It is well documented that lavender oil has been in therapeutic use for thousands of years.
Caution is advised when using essential oil during pregnancy, breast feeding, or in cases of epilepsy or fever.
Lavender oil can act as an antidepressant, analgesic, antiseptic, healer of wounds, and reliever
of nerve disorders. It can also ease lung and sinus congestion, and muscle and joint stiffness.
Everyday uses of lavender oil include:
A few drops in the bath for aching muscles and relieving stress. It can also be splashed
onto your head while showering.
Relief of minor burns. After treating burns with the usual 5-10 minutes of cold water, gently rub oil into the
affected areas. This also applies to sunburn.
Relief of headaches by applying to the forehead, temples, and the nape of the neck.
For relief from all insect bites – from bees to sandflies- and from stinging nettle.
For cuts and wounds. Lavender oil aids healing, may prevent infection and soothes pain.
For most skin complaints, including acne. Treat by applying lavender oil mixed with a carrier oil or cream.
Insomnia can be eased by applying oil to the temples, and the nape of the neck, or sprinkled
on the pillow. For reducing snoring also rub oil into the soles of the feet.
In oil burners (candle or electric), lavender oil can be used neat or diluted with a carrier oil or water.
Lavender can be mixed with other essential oils to create your own blends.
A few drops added to the water in your steam iron will refresh your laundry. A splash of oil can also be added to your wash.
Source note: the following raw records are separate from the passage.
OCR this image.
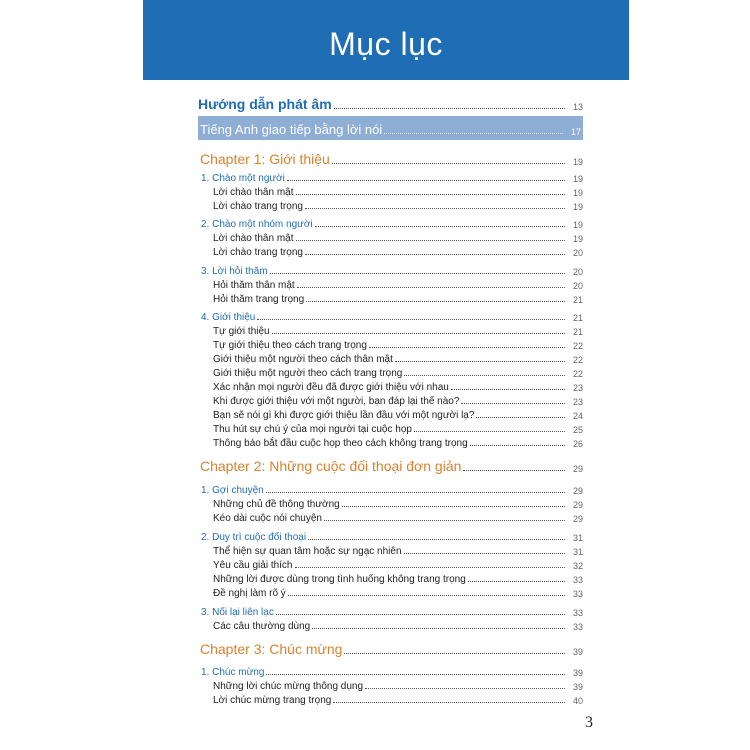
Mục lục
Hướng dẫn phát âm	13
Tiếng Anh giao tiếp bằng lời nói	17
Chapter 1: Giới thiệu	19
1. Chào một người	19
Lời chào thân mật	19
Lời chào trang trọng	19
2. Chào một nhóm người	19
Lời chào thân mật	19
Lời chào trang trọng	20
3. Lời hỏi thăm	20
Hỏi thăm thân mật	20
Hỏi thăm trang trọng	21
4. Giới thiệu	21
Tự giới thiệu	21
Tự giới thiệu theo cách trang trọng	22
Giới thiệu một người theo cách thân mật	22
Giới thiệu một người theo cách trang trọng	22
Xác nhận mọi người đều đã được giới thiệu với nhau	23
Khi được giới thiệu với một người, bạn đáp lại thế nào?	23
Bạn sẽ nói gì khi được giới thiệu lần đầu với một người lạ?	24
Thu hút sự chú ý của mọi người tại cuộc họp	25
Thông báo bắt đầu cuộc họp theo cách không trang trọng	26
Chapter 2: Những cuộc đối thoại đơn giản	29
1. Gợi chuyện	29
Những chủ đề thông thường	29
Kéo dài cuộc nói chuyện	29
2. Duy trì cuộc đối thoại	31
Thể hiện sự quan tâm hoặc sự ngạc nhiên	31
Yêu cầu giải thích	32
Những lời được dùng trong tình huống không trang trọng	33
Đề nghị làm rõ ý	33
3. Nối lại liên lạc	33
Các câu thường dùng	33
Chapter 3: Chúc mừng	39
1. Chúc mừng	39
Những lời chúc mừng thông dụng	39
Lời chúc mừng trang trọng	40
3
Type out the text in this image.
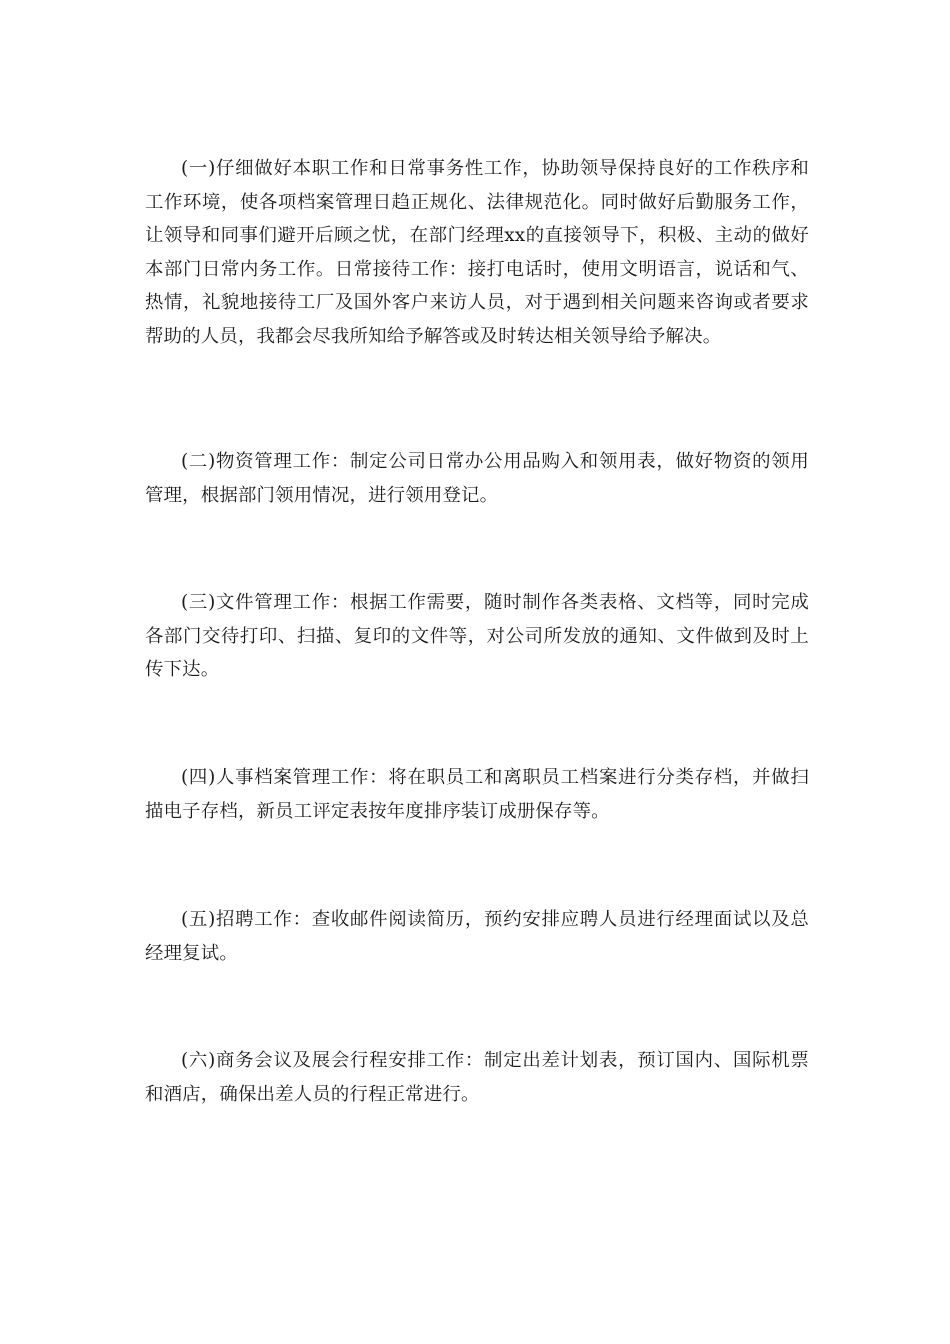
(一)仔细做好本职工作和日常事务性工作，协助领导保持良好的工作秩序和工作环境，使各项档案管理日趋正规化、法律规范化。同时做好后勤服务工作，让领导和同事们避开后顾之忧，在部门经理xx的直接领导下，积极、主动的做好本部门日常内务工作。日常接待工作：接打电话时，使用文明语言，说话和气、热情，礼貌地接待工厂及国外客户来访人员，对于遇到相关问题来咨询或者要求帮助的人员，我都会尽我所知给予解答或及时转达相关领导给予解决。

(二)物资管理工作：制定公司日常办公用品购入和领用表，做好物资的领用管理，根据部门领用情况，进行领用登记。

(三)文件管理工作：根据工作需要，随时制作各类表格、文档等，同时完成各部门交待打印、扫描、复印的文件等，对公司所发放的通知、文件做到及时上传下达。

(四)人事档案管理工作：将在职员工和离职员工档案进行分类存档，并做扫描电子存档，新员工评定表按年度排序装订成册保存等。

(五)招聘工作：查收邮件阅读简历，预约安排应聘人员进行经理面试以及总经理复试。

(六)商务会议及展会行程安排工作：制定出差计划表，预订国内、国际机票和酒店，确保出差人员的行程正常进行。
Angustifolia oils (Lavender Fields’ Pacific Blue) are advised for internal use on mouth ulcers and cold sores.
For travel sickness, it can be used on the tip of the tongue, behind the ears and around the navel.
Hydrosol, a product of the distillation process, is used as a toner for all skin types. It is 100% distilled water,
impregnated with micro-molecules of essential oil and water-soluble plant components.
It can also be added to bath water as a special treat.
Lavender oil has one of the lowest allergens of all essential oils but you should always
test the oil on a small section of your skin for irritation.
We are always pleased to hear of new uses for Lavender Oil. Recently, a horse trainer told us
of applying oil to his horses’ nostrils to calm them before transporting them in floats.